Neither of those seem very unconscious about their racism, and I don't see anything in them that isn't deserving of shame and/or ridicule.
posted by Len at 2:05 PM on May 20, 2013


I mean, when you're posting stuff that's extreme enough that even members of the BNP – y'know, actual fascists – know better than to post in public, with you name attached, I don't know what you'd expect people to call you, other than racist.
posted by Len at 2:12 PM on May 20, 2013 [1 favorite]


Try arguing for increased immigration, fewer or even no border controls, and then you can talk about being outside of mainstream debate.

You mean the argument made by every mainstream member of the Tory and Labour parties, as well as the entire business community, the Wall St Journal, and even fucking Slate? That's what you call the position outside of the mainstream.

I just keep picturing Mundt's final confrontation with Barton Fink, the hotel collapsing around them as the working class guy shouts at the well-off, educated would-be voice of the common man: "You don't listen!"
posted by ThatFuzzyBastard at 3:11 PM on May 20, 2013


It's like David Cameron submitted a human relations question to AskMe about how to mend a relationship with their partner and everyone told him to write a heartfelt email.
posted by like_neon at 3:33 AM on May 21, 2013 [1 favorite]


There's a reason that UKIP have to say that they're not racist on their website. It's because of the assertion that saying there's too much immigration is something said only by racists. This assertion is continuously promulgated. So UKIP, etc. end up defending themselves on multiple fronts. They end up having to second guess, over analyse and apologise for everything they say. This is a silencing behaviour. This is why these people believe they "can't talk about immigration".

You mean there's a reason that UKIP say almost in so many words "We aren't racists but..."

And it is totally different to the reason numerous UKIP elected officials have been caught making racist rants on facebook? And their internal forums are rank with racism and homophobia?
posted by Francis at 5:00 AM on May 21, 2013


Those Mirror articles are damning, yes. And, obviously UKIP have serious problems with their membership. But my point about silencing behaviour stands.

You can mock the "we can't even talk about immigration" narrative or you can try and understand it. At the moment Labour and other left wing parties are laughing whilst the Right pulls itself kicking even further to the right. The left are essentially celebrating the fact that "swivel eyed loons" as a tool is effectively ensuring that the political middle is one where immigrants are not welcomed.

The current focus on UKIP stands to do damage to the conservative party, but it stands to do much more damage to the beliefs of those who vote labour, who believe in equal opportunities and fair work laws.

There's something else I've been thinking about:

People somehow think that all they have to do is somehow demonstrate that a party like the BNP is racist, and it'll stop people voting for that party.

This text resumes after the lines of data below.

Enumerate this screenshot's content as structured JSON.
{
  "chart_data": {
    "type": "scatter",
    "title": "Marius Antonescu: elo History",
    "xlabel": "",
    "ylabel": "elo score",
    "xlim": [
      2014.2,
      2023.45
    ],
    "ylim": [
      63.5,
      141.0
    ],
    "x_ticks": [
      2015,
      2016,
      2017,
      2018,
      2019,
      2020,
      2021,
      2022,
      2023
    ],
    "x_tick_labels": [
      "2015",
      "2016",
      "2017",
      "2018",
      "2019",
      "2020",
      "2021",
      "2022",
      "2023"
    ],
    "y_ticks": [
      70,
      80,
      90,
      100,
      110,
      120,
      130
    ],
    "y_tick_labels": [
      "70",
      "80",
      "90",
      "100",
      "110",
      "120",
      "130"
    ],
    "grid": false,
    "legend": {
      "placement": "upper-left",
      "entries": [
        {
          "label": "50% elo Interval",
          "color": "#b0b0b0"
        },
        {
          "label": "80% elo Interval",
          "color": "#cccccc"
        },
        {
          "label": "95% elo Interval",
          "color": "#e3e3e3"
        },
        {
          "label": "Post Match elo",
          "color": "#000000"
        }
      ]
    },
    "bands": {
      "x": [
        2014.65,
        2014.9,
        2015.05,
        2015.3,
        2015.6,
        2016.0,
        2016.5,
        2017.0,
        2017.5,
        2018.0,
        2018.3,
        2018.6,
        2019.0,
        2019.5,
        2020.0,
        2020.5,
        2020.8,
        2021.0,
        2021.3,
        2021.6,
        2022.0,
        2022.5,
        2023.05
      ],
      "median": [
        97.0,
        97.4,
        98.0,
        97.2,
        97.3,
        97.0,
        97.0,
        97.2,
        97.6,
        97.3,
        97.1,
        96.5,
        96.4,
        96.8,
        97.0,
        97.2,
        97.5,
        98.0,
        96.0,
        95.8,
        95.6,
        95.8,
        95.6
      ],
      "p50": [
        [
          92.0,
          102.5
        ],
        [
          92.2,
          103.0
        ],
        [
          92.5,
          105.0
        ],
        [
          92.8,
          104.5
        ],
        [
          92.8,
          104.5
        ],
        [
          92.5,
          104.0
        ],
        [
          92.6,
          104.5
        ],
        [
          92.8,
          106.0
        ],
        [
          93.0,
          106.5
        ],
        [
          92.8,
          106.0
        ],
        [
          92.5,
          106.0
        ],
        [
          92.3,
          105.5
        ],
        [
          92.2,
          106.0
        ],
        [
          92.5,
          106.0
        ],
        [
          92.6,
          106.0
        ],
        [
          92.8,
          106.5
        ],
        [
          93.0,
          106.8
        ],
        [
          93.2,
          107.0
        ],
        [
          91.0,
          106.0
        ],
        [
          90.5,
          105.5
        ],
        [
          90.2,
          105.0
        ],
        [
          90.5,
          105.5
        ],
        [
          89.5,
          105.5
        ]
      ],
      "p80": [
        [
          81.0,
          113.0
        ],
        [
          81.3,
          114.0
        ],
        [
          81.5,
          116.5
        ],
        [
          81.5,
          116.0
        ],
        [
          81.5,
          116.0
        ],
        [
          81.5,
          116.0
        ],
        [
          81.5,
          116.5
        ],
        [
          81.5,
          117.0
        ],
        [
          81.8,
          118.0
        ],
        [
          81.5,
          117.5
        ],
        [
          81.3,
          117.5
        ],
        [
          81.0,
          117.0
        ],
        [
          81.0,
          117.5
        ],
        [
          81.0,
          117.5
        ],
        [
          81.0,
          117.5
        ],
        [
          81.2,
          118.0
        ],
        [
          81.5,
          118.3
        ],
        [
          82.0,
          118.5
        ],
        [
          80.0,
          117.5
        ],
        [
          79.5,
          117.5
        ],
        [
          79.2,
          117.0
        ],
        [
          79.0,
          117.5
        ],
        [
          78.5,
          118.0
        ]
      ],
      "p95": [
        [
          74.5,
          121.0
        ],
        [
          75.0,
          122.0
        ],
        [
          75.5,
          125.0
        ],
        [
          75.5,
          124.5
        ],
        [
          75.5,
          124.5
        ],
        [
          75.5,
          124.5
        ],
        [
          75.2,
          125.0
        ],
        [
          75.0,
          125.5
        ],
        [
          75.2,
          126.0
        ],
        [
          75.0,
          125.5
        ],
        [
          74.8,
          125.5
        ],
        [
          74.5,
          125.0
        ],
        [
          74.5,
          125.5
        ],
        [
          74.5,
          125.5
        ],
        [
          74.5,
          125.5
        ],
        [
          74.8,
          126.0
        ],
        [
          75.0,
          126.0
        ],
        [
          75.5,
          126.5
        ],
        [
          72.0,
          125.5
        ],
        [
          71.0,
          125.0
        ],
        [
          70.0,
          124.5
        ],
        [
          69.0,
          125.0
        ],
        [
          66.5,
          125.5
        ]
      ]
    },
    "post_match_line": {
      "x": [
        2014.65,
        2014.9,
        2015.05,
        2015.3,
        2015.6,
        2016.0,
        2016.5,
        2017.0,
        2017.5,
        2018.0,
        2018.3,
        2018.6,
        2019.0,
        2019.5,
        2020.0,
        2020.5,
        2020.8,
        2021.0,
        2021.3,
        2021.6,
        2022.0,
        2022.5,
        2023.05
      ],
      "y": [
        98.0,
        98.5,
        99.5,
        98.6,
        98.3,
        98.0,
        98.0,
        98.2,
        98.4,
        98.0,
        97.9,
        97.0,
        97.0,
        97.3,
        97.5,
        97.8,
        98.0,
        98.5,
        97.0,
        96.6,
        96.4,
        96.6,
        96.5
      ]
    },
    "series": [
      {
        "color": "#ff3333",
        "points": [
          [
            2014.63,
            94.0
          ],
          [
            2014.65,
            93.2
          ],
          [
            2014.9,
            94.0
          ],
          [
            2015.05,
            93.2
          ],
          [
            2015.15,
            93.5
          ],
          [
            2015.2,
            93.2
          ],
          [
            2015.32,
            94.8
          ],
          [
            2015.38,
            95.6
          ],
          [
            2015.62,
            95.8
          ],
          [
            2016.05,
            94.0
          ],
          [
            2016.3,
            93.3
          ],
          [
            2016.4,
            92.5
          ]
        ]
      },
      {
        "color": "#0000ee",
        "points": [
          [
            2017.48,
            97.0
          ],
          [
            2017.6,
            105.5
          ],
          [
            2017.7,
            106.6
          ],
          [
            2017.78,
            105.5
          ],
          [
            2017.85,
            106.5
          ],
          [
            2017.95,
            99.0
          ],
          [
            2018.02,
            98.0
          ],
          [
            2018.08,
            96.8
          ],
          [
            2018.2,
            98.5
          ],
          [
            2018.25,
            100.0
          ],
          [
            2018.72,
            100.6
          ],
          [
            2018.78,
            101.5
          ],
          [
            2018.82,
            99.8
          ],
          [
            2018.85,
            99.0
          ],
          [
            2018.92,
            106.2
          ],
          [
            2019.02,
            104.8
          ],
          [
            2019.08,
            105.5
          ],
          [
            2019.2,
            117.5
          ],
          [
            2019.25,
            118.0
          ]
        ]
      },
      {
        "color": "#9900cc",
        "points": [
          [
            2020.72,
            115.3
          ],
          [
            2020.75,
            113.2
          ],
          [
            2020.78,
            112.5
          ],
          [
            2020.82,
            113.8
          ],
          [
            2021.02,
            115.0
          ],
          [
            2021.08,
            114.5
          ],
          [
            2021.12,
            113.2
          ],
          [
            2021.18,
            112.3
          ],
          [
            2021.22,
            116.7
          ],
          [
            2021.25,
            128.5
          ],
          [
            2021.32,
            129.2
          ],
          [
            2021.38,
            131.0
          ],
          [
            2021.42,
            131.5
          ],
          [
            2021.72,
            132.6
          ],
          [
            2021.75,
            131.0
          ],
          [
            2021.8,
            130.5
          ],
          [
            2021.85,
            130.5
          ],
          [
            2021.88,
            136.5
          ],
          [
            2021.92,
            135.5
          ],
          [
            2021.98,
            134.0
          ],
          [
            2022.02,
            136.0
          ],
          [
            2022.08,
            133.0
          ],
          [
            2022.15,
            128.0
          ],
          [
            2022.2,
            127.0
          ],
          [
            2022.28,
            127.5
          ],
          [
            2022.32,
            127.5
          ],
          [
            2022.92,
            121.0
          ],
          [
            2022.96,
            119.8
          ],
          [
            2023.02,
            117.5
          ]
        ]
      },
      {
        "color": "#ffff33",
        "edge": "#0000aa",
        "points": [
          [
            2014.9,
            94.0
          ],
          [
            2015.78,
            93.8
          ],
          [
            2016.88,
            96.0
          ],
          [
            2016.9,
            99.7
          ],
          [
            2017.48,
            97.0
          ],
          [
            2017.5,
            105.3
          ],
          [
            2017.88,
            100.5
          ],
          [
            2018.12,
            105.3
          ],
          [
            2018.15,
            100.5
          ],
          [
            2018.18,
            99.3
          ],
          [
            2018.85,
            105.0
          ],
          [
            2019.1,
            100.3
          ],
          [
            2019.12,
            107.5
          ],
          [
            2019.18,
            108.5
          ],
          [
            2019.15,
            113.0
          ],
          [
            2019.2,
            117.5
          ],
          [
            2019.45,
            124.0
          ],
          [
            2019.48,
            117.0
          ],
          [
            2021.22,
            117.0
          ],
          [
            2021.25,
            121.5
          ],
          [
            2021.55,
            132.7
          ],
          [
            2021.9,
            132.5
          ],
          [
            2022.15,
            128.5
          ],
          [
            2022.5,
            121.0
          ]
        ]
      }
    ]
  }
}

This is nonsense. Everyone knows the BNP are racist, but they have enough of a non-racist front for people to lie to themselves (and others) as to why they should vote for the BNP.

"We're not a racist party" isn't a lie told by the leadership to the unthinking voters. It's a lie told by the unthinking voters to each other to make their voting choices more palatable to themselves and each other.

Francis, Len - What you say is right. But it must be obvious to you that the most mainstream right wing party in a country will always contain the racists and the homophobes. If UKIP didn't exist, these comments would be flying around Conservative blogs. In fact, these comments are flying around conservative blogs. You're proving nothing by "exposing" these people, and it does little damage to the base of UKIP supporters.